Depois, já de manhã, fui vencido novamente pelo sono e ao acordar, já quase meio-dia, de chofre pensei: tenho que escrever a ela! E pensei várias vezes, ainda, como saudá-la: Senhorita ou Senhora? Soube que tens entre dezenove ou vinte e poucos anos, e sou daqueles que acredita que relacionar a obra à idade do autor nos dá pistas para predizer o futuro. Sabemos se o escritor está no ponto ou se nunca vai atingir o ponto. Isso não quer dizer que a fórmula é apenas questão de tempo, pois vinho mal feito o envelhecimento não melhora, mas a idade do autor é mais um parâmetro a ser utilizado dentre tantos. Por isso a dúvida: Qual saudação apropriada para esta carta? Senhorita ou senhora? Ainda trago o cansaço da leitura que me exigiu desprendimento. É como aquelas árduas tarefas de identificar códigos subterrâneos, tesouros submersos, onde o terreno ornado de dissimulação nos diz: é mais profundo. Escrita madura de uma jovem escritora. Então como devo cumprimentá-la: senhorita ou senhora? Ou até menina!
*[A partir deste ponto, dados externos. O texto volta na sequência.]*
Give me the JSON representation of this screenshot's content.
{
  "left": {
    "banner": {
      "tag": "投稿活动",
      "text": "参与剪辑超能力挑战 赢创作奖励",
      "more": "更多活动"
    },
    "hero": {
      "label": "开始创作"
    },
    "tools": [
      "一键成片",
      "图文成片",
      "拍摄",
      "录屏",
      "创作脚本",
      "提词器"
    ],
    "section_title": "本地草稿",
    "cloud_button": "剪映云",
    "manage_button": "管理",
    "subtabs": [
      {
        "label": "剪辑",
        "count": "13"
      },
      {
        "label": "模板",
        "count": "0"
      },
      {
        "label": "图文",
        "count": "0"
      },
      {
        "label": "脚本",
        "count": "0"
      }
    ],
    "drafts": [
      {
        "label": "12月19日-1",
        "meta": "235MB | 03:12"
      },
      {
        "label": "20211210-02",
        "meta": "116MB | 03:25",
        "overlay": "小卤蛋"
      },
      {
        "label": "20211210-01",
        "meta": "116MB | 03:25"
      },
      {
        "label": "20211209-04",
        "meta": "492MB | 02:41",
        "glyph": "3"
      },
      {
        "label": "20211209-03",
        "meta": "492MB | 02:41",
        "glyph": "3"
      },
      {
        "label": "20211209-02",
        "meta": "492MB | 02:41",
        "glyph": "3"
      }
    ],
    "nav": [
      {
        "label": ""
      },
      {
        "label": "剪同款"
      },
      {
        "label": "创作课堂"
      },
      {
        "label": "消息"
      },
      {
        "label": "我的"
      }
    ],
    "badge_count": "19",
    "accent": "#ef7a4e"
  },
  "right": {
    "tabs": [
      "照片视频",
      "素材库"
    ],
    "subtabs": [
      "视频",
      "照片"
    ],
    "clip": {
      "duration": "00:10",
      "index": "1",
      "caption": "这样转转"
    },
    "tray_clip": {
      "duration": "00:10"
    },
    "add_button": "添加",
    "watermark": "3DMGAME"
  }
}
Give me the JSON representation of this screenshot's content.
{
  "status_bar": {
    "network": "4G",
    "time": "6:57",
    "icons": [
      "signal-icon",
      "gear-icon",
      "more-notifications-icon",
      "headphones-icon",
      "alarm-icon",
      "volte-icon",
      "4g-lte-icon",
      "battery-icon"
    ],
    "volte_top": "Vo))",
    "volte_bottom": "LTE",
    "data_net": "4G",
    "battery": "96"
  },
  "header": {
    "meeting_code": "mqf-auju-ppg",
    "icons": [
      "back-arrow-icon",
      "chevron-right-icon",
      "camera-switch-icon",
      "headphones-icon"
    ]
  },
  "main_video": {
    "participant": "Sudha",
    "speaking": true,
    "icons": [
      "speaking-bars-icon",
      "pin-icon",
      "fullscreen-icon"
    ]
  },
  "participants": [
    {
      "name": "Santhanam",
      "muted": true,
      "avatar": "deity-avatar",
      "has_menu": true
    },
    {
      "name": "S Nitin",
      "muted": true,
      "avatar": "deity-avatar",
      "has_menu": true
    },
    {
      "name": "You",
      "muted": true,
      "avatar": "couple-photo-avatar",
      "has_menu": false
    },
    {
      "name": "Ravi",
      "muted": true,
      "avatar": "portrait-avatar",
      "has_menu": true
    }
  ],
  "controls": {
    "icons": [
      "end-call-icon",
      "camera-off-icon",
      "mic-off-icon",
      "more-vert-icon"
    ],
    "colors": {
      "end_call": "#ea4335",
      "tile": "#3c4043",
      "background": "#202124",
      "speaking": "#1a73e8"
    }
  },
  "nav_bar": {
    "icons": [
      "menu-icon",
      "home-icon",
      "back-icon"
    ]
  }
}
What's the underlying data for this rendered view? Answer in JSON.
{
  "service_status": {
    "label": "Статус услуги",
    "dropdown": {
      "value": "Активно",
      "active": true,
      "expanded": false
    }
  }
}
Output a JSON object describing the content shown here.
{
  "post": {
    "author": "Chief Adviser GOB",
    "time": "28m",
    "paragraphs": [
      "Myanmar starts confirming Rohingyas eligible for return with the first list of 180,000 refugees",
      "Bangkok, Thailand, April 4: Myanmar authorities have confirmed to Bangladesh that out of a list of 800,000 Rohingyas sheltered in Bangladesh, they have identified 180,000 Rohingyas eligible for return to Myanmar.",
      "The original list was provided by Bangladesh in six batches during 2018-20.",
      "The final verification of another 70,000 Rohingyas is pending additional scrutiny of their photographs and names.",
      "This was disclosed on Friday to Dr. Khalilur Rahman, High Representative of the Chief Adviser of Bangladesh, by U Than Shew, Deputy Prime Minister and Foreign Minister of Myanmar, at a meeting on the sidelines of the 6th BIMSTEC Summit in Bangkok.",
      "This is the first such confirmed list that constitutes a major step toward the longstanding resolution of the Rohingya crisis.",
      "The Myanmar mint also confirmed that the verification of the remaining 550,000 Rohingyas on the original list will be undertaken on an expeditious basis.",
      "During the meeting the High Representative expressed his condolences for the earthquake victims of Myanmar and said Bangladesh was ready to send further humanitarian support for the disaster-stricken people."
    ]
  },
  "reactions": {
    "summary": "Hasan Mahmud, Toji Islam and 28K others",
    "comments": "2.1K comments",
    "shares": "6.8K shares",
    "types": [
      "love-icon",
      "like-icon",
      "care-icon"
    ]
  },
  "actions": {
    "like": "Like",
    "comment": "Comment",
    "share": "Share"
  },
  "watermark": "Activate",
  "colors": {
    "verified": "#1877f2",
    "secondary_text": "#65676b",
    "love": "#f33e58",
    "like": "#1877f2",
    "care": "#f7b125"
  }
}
A menina Joana parece adulta demais, precoce. A adulta Joana às vezes reage como menina. A memória dessa única personagem, cuja onipresença enche as páginas do inicio ao fim, me confirma um pensamento vadio que reza: a memória é a única grande religião de toda a humanidade, dos crentes ou descrentes, ou talvez é a mais verdadeira, pois é a única que realmente nos ata a tudo que existe, esquecer é desligar, desatar. Pode parecer estranho para você que teu despretensioso romance me leva a isso, se pensar que é um ledo engano não importa quando publicamos perdemos qualquer autoridade sobre o que escrevemos. Continuemos (...)
Rio de Janeiro, 13 de fevereiro de 1944
Vosso súdito, Mário de Andrade”
Como se vê, Mário não perdeu a humildade e a gentileza depois de se tornar celebridade.